In a previous study of members of the same population who had learned Japanese in Japan, 204 subjects, back in the United States for times varying from a few months to 35 years, completed four L2 tasks: listening comprehension, negation elicitation, numeral classifier elicitation, and story retelling. In addition, they completed a survey which included "can/could do" scales for Japanese speaking, reading and writing skills for the present time as well as retrospectively for the time of their departure from Japan. With measures of current L2 ability as dependent variables, factor analyses singled out the number of Japanese characters that had been learned as a consistently robust predictor of language retention (Hansen & Newbold, 1997).

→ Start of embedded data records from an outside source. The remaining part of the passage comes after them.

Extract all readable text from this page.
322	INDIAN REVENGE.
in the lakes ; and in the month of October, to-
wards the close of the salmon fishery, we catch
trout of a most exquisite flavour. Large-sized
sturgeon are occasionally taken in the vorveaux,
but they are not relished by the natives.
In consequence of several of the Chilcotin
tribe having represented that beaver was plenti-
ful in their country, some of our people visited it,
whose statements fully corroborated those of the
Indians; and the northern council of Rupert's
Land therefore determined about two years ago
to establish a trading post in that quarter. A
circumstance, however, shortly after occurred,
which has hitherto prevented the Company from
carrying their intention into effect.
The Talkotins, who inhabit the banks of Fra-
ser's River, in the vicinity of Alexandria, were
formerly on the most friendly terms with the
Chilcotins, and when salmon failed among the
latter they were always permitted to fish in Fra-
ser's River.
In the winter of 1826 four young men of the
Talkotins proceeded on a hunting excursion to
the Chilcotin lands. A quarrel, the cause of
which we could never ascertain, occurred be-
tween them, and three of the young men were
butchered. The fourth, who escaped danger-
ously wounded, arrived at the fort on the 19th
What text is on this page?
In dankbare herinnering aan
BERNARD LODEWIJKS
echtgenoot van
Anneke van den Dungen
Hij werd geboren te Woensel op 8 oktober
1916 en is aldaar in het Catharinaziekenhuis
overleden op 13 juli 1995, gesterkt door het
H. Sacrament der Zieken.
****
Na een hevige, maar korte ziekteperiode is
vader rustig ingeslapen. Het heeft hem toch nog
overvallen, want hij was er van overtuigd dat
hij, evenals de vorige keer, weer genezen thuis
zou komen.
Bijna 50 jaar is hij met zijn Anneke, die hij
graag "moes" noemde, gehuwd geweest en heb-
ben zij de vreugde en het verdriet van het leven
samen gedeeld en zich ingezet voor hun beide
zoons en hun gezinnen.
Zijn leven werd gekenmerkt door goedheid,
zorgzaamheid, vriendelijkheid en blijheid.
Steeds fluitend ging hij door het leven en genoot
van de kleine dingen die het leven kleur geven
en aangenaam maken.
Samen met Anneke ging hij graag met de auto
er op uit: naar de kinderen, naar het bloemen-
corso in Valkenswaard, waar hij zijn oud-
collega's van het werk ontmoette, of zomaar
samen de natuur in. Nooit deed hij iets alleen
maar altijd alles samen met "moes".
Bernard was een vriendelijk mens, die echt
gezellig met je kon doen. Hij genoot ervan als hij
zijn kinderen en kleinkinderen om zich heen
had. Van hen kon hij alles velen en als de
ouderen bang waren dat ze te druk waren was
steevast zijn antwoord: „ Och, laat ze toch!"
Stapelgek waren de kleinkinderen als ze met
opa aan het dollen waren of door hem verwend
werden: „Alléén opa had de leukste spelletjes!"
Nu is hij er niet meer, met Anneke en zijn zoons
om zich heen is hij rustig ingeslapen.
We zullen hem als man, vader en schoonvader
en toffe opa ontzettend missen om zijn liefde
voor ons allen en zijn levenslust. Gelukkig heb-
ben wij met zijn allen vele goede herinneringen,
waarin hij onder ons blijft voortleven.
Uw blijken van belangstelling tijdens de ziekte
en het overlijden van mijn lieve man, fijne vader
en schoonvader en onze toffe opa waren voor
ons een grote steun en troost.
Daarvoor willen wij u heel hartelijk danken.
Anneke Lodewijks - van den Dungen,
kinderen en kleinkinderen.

Due to the idiosyncracies of Japanese writing, however, incorporating as it does the kanji, processed principally in the right cerebral hemisphere, as well as two syllabaries, processed in the left, the applicability of these findings to learners of other languages was unclear. In order to help clarify the limitations or the universality of the findings, the survey portion of the Japanese study was administered to 317 members of the same population who had learned Chinese (of which the writing system is processed largely in the right hemisphere) in Taiwan (Hansen & Chantrill, 1999).The factor analyses of these data showed the same strong relationship between literacy attainment and language maintenance.
The present paper reports on a replication of these Japanese and Chinese studies in the context of the Korean language (of which the Hangul alphabet is processed mainly in the left hemisphere). The study focuses on the language maintenance of 302 members of the same American missionary population who, rather than learning Japanese or Chinese, had learned Korean as a second language in Korea. A survey of motivation during and subsequent to language learning was also administered, and the findings suggest that the high relationships found between literacy attainment and language retention are underlaid by this single factor, motivation.